From June 2009 to December 2010, Rayne and her children lived in a hotel. In December 2009 she performed spoken word poetry for the first time at the House of Comedy. She recited her poem “Confidence Kicked in.”
“After performing, that was when I found my calling and my breakthrough,” Rayne said. “I realized that poetry was my life and that I needed to express it, find out who I was to heal and love myself.”
Then, she and her children moved in with a friend. Rayne founded Spoken Word Addicts Unleashed (S.W.A.U.) — a movement for spoken word artists and poets to express themselves. S.W.A.U. has since been turned into a magazine.

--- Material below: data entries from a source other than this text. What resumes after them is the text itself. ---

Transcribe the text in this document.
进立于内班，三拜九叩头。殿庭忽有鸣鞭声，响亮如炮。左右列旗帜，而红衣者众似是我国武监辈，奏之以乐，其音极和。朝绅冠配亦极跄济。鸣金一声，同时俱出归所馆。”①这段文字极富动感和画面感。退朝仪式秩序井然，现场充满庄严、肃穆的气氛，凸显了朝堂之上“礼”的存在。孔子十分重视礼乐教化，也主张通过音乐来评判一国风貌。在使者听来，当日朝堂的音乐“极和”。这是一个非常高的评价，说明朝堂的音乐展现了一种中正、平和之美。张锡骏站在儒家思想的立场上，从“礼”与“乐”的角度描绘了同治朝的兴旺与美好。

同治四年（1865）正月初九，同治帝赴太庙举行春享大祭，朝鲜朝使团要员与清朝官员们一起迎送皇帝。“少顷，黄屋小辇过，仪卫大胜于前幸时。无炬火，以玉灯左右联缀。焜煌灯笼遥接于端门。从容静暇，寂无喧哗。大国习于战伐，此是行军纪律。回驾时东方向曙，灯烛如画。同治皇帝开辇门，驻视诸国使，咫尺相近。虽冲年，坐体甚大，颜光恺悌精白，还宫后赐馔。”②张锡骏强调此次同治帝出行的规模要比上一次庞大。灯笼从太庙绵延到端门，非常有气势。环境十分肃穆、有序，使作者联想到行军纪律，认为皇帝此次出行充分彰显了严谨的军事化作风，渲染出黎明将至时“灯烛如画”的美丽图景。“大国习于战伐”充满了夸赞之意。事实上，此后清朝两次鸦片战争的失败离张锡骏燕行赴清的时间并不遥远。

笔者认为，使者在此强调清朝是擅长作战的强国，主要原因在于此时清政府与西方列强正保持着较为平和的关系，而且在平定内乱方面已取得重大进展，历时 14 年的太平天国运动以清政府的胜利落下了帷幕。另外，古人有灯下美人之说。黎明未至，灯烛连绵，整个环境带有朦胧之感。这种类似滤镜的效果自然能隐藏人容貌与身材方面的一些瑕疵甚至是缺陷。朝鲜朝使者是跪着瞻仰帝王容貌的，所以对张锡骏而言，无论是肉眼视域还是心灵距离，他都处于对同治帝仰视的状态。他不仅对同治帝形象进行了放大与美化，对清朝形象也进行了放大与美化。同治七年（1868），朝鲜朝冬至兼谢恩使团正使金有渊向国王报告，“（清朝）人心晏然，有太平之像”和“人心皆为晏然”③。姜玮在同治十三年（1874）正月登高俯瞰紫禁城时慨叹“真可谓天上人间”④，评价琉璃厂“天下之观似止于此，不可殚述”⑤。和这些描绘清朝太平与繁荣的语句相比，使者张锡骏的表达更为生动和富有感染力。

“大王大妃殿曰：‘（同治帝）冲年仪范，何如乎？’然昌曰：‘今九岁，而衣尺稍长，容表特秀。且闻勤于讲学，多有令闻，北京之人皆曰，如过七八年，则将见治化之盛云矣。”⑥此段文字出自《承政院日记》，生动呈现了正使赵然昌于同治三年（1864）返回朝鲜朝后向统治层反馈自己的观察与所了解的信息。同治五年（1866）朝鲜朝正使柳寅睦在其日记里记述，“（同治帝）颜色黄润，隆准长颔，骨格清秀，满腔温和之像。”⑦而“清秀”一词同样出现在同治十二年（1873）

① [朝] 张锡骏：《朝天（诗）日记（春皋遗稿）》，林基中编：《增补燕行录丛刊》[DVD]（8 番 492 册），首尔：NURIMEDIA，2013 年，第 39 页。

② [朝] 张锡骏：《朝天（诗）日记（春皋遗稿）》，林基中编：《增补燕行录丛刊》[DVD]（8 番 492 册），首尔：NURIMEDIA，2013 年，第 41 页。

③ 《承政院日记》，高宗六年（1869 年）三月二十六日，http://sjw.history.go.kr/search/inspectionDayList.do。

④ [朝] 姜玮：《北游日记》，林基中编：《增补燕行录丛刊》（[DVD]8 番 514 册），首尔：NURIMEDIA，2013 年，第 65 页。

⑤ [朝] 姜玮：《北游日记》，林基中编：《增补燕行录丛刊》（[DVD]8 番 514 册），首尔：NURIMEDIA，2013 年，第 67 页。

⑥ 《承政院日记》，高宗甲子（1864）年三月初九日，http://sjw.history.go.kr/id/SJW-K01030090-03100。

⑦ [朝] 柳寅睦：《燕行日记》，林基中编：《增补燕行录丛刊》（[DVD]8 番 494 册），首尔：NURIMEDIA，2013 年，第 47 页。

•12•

“The reason it’s a magazine is because one, I love to read and two, it allows poets to get their work published,” Rayne said.
Rayne said it was a miracle that she and her children had moved into their own house in 2011.
“I thank God that I’m not homeless and that I’m doing what I love full time, and that is writing poetry,” Rayne said.
Rayne said writing about her problems has helped her heal. Through her work, she has been able to help others also. She has been a full-time poet and spoken word artist for three years. She has released several books including “Blu Life” and “Rayne for Growth.”
Rayne has traveled around the world performing spoken word in countries including Belgium.
“Going overseas, I realized there was a whole world out there, besides St. Louis and I want to travel more,” Rayne said.
Currently, Rayne is working on a radio station where poets can read their work on the air. She is also writing a play and two books.
Rayne said she is happy with her life and career.
“It took me 30 years to heal and poetry has done that,” Rayne said. “But mostly with poetry, I learned who I was. I learned to love myself, but mostly I learned to love my children. I didn’t start loving my children until two years ago. My 16-year-old son just got his mother.”
Rayne explained she doesn’t write her poetry for her fans or fame, and that her children remain her inspiration in everything she does.
Rayne said the message that she wants people to get out of her life story and poems is to, “Get out. You have a dream or a passion just do it. Whatever circumstance you’re in right now it’s the start of the greatness in you.”